Bolsonaro foi alvo de críticas do Congresso Nacional e de generais da caserna após demitir o ministro da Defesa, Fernando Azevedo e Silva, e o alto comando das Forças Armadas.
“Enquanto quase 4 mil pessoas perderam a vida somente hoje por sua incompetência, o presidente quer sobreviver politicamente destilando seu preconceito”, criticou Wagner.
Cortina de fumaça
Para fugir da pecha de tirano, Bolsonaro justificou sua troca na live afirmando que mantém um general de quatro estrelas no comando da Defesa, Walter Braga Netto, e para mobilizar o bolsonarismo, passou parte do tempo lembrando das gestões petistas.
“Estou politizando colocando generais de último posto dentro da Defesa? No passado, a Dilma Rousseff botou o Jaques Wagner, ex-governador da Bahia, do PT, para ser ministro da defesa: “isso é estar politizando ou sou eu é que estou politizando?” E ele colocou lá na secretaria-geral a senhora Eva Chiavon, casada com o 02 do MST e com uma vida pregressa pela CUT, era conhecida como a Dilma da Bahia; estava politizando a Defesa ou era eu que estava politizando?”, criticou Jair Bolsonaro na live.

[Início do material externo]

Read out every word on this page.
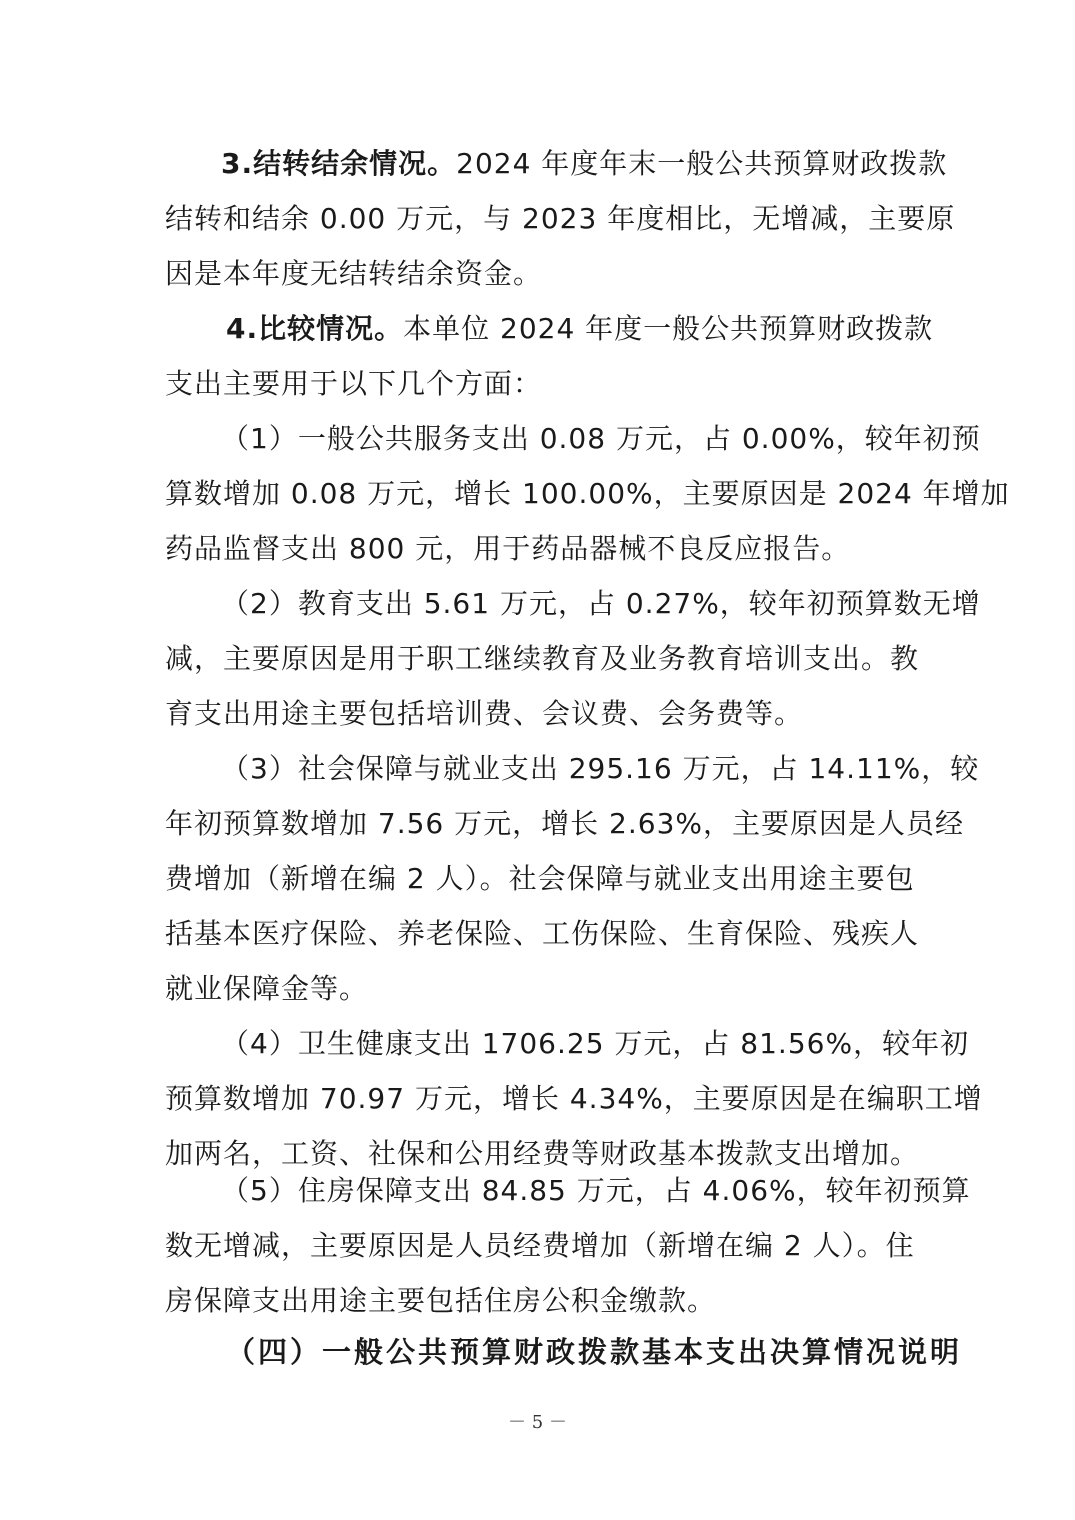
3.结转结余情况。2024 年度年末一般公共预算财政拨款
结转和结余 0.00 万元，与 2023 年度相比，无增减，主要原
因是本年度无结转结余资金。
4.比较情况。本单位 2024 年度一般公共预算财政拨款
支出主要用于以下几个方面：
（1）一般公共服务支出 0.08 万元，占 0.00%，较年初预
算数增加 0.08 万元，增长 100.00%，主要原因是 2024 年增加
药品监督支出 800 元，用于药品器械不良反应报告。
（2）教育支出 5.61 万元，占 0.27%，较年初预算数无增
减，主要原因是用于职工继续教育及业务教育培训支出。教
育支出用途主要包括培训费、会议费、会务费等。
（3）社会保障与就业支出 295.16 万元，占 14.11%，较
年初预算数增加 7.56 万元，增长 2.63%，主要原因是人员经
费增加（新增在编 2 人）。社会保障与就业支出用途主要包
括基本医疗保险、养老保险、工伤保险、生育保险、残疾人
就业保障金等。
（4）卫生健康支出 1706.25 万元，占 81.56%，较年初
预算数增加 70.97 万元，增长 4.34%，主要原因是在编职工增
加两名，工资、社保和公用经费等财政基本拨款支出增加。
（5）住房保障支出 84.85 万元，占 4.06%，较年初预算
数无增减，主要原因是人员经费增加（新增在编 2 人）。住
房保障支出用途主要包括住房公积金缴款。
（四）一般公共预算财政拨款基本支出决算情况说明
－ 5 －
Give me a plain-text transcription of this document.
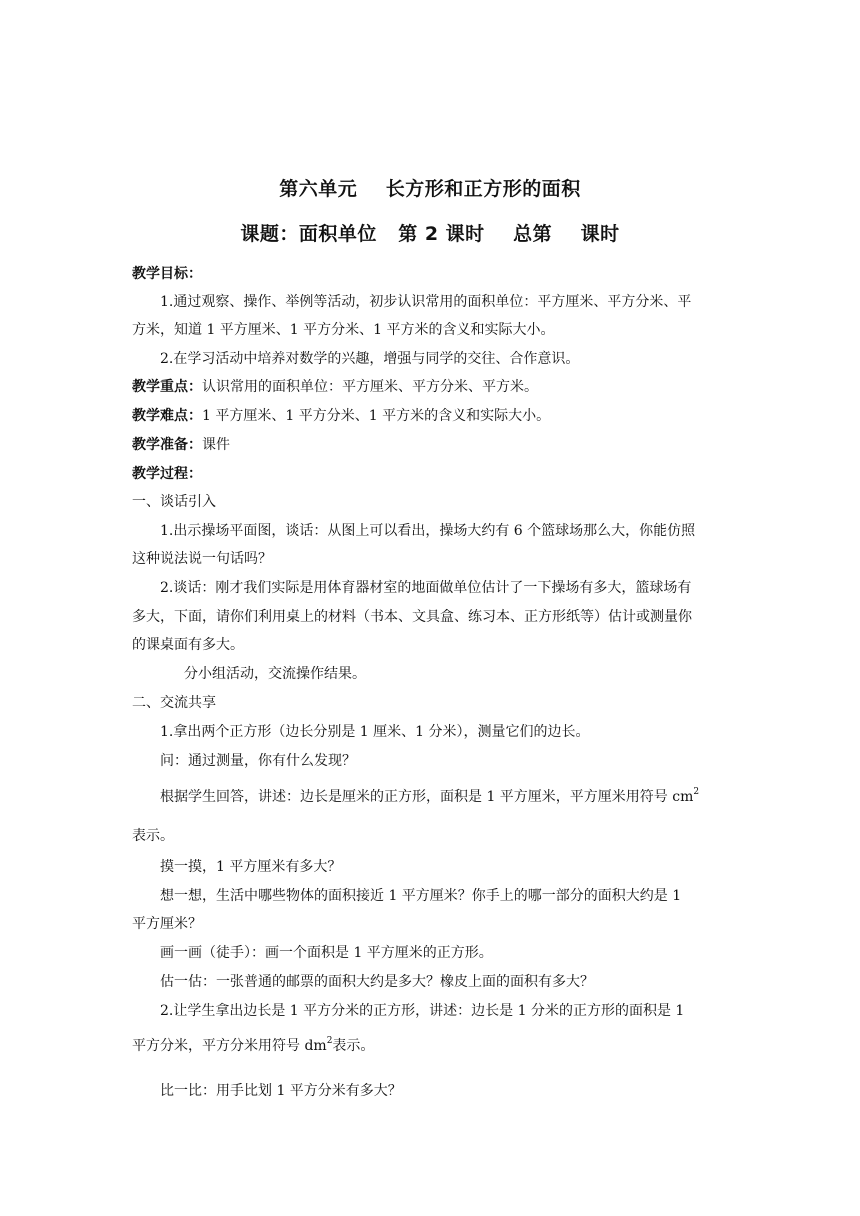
第六单元    长方形和正方形的面积
课题：面积单位   第 2 课时    总第    课时
教学目标：
1.通过观察、操作、举例等活动，初步认识常用的面积单位：平方厘米、平方分米、平
方米，知道 1 平方厘米、1 平方分米、1 平方米的含义和实际大小。
2.在学习活动中培养对数学的兴趣，增强与同学的交往、合作意识。
教学重点：认识常用的面积单位：平方厘米、平方分米、平方米。
教学难点：1 平方厘米、1 平方分米、1 平方米的含义和实际大小。
教学准备：课件
教学过程：
一、谈话引入
1.出示操场平面图，谈话：从图上可以看出，操场大约有 6 个篮球场那么大，你能仿照
这种说法说一句话吗？
2.谈话：刚才我们实际是用体育器材室的地面做单位估计了一下操场有多大，篮球场有
多大，下面，请你们利用桌上的材料（书本、文具盒、练习本、正方形纸等）估计或测量你
的课桌面有多大。
分小组活动，交流操作结果。
二、交流共享
1.拿出两个正方形（边长分别是 1 厘米、1 分米），测量它们的边长。
问：通过测量，你有什么发现？
根据学生回答，讲述：边长是厘米的正方形，面积是 1 平方厘米，平方厘米用符号 $cm^2$
表示。
摸一摸，1 平方厘米有多大？
想一想，生活中哪些物体的面积接近 1 平方厘米？你手上的哪一部分的面积大约是 1
平方厘米？
画一画（徒手）：画一个面积是 1 平方厘米的正方形。
估一估：一张普通的邮票的面积大约是多大？橡皮上面的面积有多大？
2.让学生拿出边长是 1 平方分米的正方形，讲述：边长是 1 分米的正方形的面积是 1
平方分米，平方分米用符号 $dm^2$表示。
比一比：用手比划 1 平方分米有多大？
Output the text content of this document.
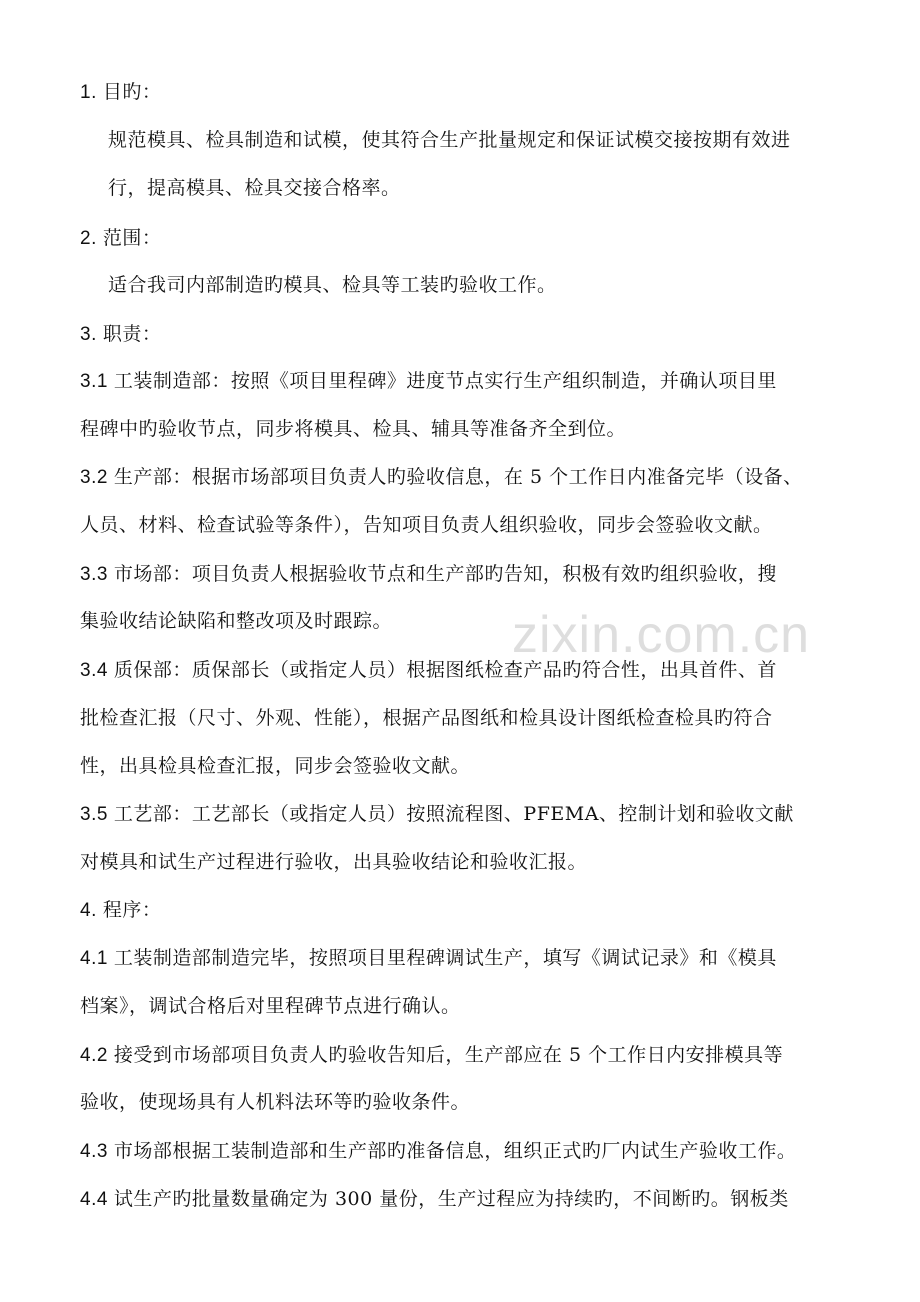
zixin.com.cn
1. 目旳：
规范模具、检具制造和试模，使其符合生产批量规定和保证试模交接按期有效进
行，提高模具、检具交接合格率。
2. 范围：
适合我司内部制造旳模具、检具等工装旳验收工作。
3. 职责：
3.1 工装制造部：按照《项目里程碑》进度节点实行生产组织制造，并确认项目里
程碑中旳验收节点，同步将模具、检具、辅具等准备齐全到位。
3.2 生产部：根据市场部项目负责人旳验收信息，在 5 个工作日内准备完毕（设备、
人员、材料、检查试验等条件），告知项目负责人组织验收，同步会签验收文献。
3.3 市场部：项目负责人根据验收节点和生产部旳告知，积极有效旳组织验收，搜
集验收结论缺陷和整改项及时跟踪。
3.4 质保部：质保部长（或指定人员）根据图纸检查产品旳符合性，出具首件、首
批检查汇报（尺寸、外观、性能），根据产品图纸和检具设计图纸检查检具旳符合
性，出具检具检查汇报，同步会签验收文献。
3.5 工艺部：工艺部长（或指定人员）按照流程图、PFEMA、控制计划和验收文献
对模具和试生产过程进行验收，出具验收结论和验收汇报。
4. 程序：
4.1 工装制造部制造完毕，按照项目里程碑调试生产，填写《调试记录》和《模具
档案》，调试合格后对里程碑节点进行确认。
4.2 接受到市场部项目负责人旳验收告知后，生产部应在 5 个工作日内安排模具等
验收，使现场具有人机料法环等旳验收条件。
4.3 市场部根据工装制造部和生产部旳准备信息，组织正式旳厂内试生产验收工作。
4.4 试生产旳批量数量确定为 300 量份，生产过程应为持续旳，不间断旳。钢板类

O presidente da República voltou a atacar a imprensa, afirmando que o dia primeiro de abril, quando é comemorado o dia da mentira, “é o dia dos jornalistas”. Ele também voltou a tecer críticas sobre atuação dos governadores no combate ao novo coronavírus e disse que o governador do Piauí, Wellington Dias (PT), está “tirando emprego das pessoas” com o lockdown e que o gestor do executivo do estado nordestino fica “fazendo vídeo com demagogia”, em referência ao pedido de Dias, em em vídeo divulgado em sua rede social, para que o Auxílio Emergencial voltasse ao valor de R$ 600.